Retractable awnings are made from softer, though no less durable materials to allow quick retraction. Retractable awnings have nearly all the benefits of umbrellas but are more convenient as they require little effort to erect or retract. Available in motorised or manually operated versions, the choice is yours.
The next step on from a retractable awning is a retractable roofing system, such as the Tecnic from Absolutely Covered which has a PVC “roof” that is supported by and retracts into a permanent timber or metal-framed pergola structure.
Once mainly rectangular in shape, awnings now come in various shapes including seashell-shaped. And they can be custom made to suit individual requirements. Companies like Outrigger Awnings specialise in custom design work, promising a product that is fully engineered and wind-rated.
Gazebos are perfect for situations where you wish to have permanent shade in a particular area, for example, covering a spa or an entertainment area. Although it is easy enough to build your own gazebo, there are many companies, such as Gazebo Direct and the Tropical Lifestyle Centre, offering kits that you can build yourself or have installed.
Gazebos are typically constructed with between four and 10 sides and can sit on either a concrete slab or a timber floor. Depending on the amount of sun/shade you require, the most effective use of light all year round will be achieved by a north-facing gazebo.
The size will ultimately depend on what you wish to have inside the gazebo. It is best to ensure that everything you want to include will fit inside before construction begins and if you plan on placing a large object inside (such as a spa), make sure it will fit between the posts before the construction is complete. Large gazebos may require council approval.
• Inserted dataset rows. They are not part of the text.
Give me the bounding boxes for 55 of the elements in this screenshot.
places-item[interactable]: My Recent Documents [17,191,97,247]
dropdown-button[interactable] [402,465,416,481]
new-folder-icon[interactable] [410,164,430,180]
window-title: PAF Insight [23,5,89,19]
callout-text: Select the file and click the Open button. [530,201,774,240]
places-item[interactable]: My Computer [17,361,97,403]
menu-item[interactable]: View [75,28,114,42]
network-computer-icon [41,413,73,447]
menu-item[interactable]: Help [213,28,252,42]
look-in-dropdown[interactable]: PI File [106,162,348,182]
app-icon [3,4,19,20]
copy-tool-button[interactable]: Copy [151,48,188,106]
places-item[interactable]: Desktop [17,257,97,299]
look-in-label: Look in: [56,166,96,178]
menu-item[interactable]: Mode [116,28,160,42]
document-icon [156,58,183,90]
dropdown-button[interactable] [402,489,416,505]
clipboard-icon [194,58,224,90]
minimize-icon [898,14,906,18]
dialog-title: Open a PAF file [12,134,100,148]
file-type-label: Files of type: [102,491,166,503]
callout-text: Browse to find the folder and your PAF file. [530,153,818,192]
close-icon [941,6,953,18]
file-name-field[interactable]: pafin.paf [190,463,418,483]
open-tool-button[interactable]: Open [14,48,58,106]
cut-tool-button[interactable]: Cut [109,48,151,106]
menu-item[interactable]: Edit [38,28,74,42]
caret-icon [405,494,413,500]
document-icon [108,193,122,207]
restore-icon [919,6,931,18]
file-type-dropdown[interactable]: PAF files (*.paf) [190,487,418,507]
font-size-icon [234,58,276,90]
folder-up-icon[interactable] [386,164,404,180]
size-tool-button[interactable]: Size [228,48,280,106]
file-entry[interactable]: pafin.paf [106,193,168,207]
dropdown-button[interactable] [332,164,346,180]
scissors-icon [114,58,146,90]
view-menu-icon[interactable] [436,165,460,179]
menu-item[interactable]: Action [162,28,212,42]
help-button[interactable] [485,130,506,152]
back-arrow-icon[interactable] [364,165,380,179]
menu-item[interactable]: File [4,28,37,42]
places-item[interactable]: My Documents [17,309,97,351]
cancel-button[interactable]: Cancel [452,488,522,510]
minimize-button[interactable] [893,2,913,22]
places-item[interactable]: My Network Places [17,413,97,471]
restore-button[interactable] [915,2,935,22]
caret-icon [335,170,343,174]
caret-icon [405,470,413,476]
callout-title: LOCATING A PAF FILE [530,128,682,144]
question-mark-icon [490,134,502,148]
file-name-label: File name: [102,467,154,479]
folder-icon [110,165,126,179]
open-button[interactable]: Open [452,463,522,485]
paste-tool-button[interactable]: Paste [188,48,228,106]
Because the tropical resort-style backyard is so popular today, thatching is one of the most often-used roofing materials. Weatherproof and with amazing insulating properties, it will keep you cool during the hottest summer day.
A pergola is a permanent structure attached to the side or rear of the house. Whether of timber or metal construction, it can be topped with a variety of materials to provide shade and protection from the elements.
One choice is a sturdy, heat-resistant translucent panelling such as polycarbonate; another is to install an operable louver roofing system. For solid roofing, you could use the same tiles as your house.
Another choice is to cover the overhead beams of the pergola with a natural shade material such as Natureed from House of Bamboo. This will help keep the sun at bay while providing a lovely filtered light. Natureed can also be placed over or under an existing polycarbonate roof to soften the look and add a touch of natural charm to your outdoor setting.
Or if you really want the au naturel look, train climbing vines to grow over the roof beams.
• If you intend on dining under your shade structure it is advisable to set up your shade area close to your kitchen to avoid long trips with heavy plates.
• Before you select the size of shade you will need, place all of the items, such as tables and chairs, where they would usually sit and then measure the area. It is better to have too much shade than too little.
• If you choose an umbrella as your shade, make sure it is adequately fastened. A heavy umbrella being thrown around in the wind can be very dangerous.
• If shelter from early morning or late afternoon sun will be required, make sure you choose a shade structure that can be tilted; otherwise the sun will sneak in the side.
• If you are choosing an umbrella, make sure it is not too heavy or cumbersome to manoeuvre. If it is too much effort it won’t be used as much.
• When selecting shadecloth, make sure it has adequate UV protection; different colour shadecloths have different levels of protection.